Önümden çekilmeyip Egemen'e karşı dik durmaya devam etti.
Sırtına boş boş bakmaktan sıkılıp iki elimle de karşımda duran adamı ittim. Yeteri kadar katlanmıştım. Bir iki adım öne gidip dengesini yeniden sağladı.
"Çetin, çekil kenara." Egemen'in sinirli sesi birazdan olacakların habercisiydi. Yan tarafa doğru bir adım attığımda Selim önüme geçip boşluğu kapadı. Anlaşılan buradan çıkış yoktu. En az yarım saat daha boş tartışmaları izlemek zorunda kalacaktım.

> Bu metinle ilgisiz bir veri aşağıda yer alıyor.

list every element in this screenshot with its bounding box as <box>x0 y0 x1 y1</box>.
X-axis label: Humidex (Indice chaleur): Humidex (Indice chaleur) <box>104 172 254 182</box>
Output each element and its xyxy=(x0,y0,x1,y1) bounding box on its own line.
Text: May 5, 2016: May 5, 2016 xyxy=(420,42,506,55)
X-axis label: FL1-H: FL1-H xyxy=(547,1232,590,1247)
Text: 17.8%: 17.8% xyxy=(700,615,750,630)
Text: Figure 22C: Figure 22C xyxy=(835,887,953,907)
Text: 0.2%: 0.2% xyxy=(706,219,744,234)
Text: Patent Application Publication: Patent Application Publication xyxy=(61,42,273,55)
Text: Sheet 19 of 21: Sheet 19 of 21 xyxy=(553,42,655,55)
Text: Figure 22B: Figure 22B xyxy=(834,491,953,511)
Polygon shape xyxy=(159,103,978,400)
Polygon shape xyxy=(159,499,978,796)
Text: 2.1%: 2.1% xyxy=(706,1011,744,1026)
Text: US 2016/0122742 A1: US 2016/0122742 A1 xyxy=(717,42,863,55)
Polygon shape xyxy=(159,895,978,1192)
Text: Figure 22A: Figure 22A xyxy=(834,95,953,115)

"Sara'nın sana ihanet edeceğini ikimiz de biliyoruz, değil mi Egemen?"
Gözlerim aniden kocam açıldı. Birden "Ne!" diye bağırdım.
Egemen de bana katılarak "Ne?" dedi. Ama onun sesi sitem yerine sorgulayan bir ses tonuydu.
Çetin eliyle koltuğu gösterdi.
"Geç otur, Egemen. Uzun uzun konuşalım. Eminim sen de bana hak vereceksin."Aklımdan geçen tüm kötü düşünceler yüzünden nefesim kesildi. Bu gece olmayacaktı. Şimdi olamazdı.
"Hangi konuda hak verecek?" dedim zorlanarak. Elim titremeye başlamıştı. Göğsüm hızla kalıp inerken telaş yaptığımı belli etmemeye çalıştım. Bu iş böyle bitemezdi. Henüz zamanı değildi.
Çetin'in öğrendiği şeyin, o şey olmadığından emin olmalıydım. Bu kozun eline geçmesi imkansızdı. En azından ben öyle düşünüyordum.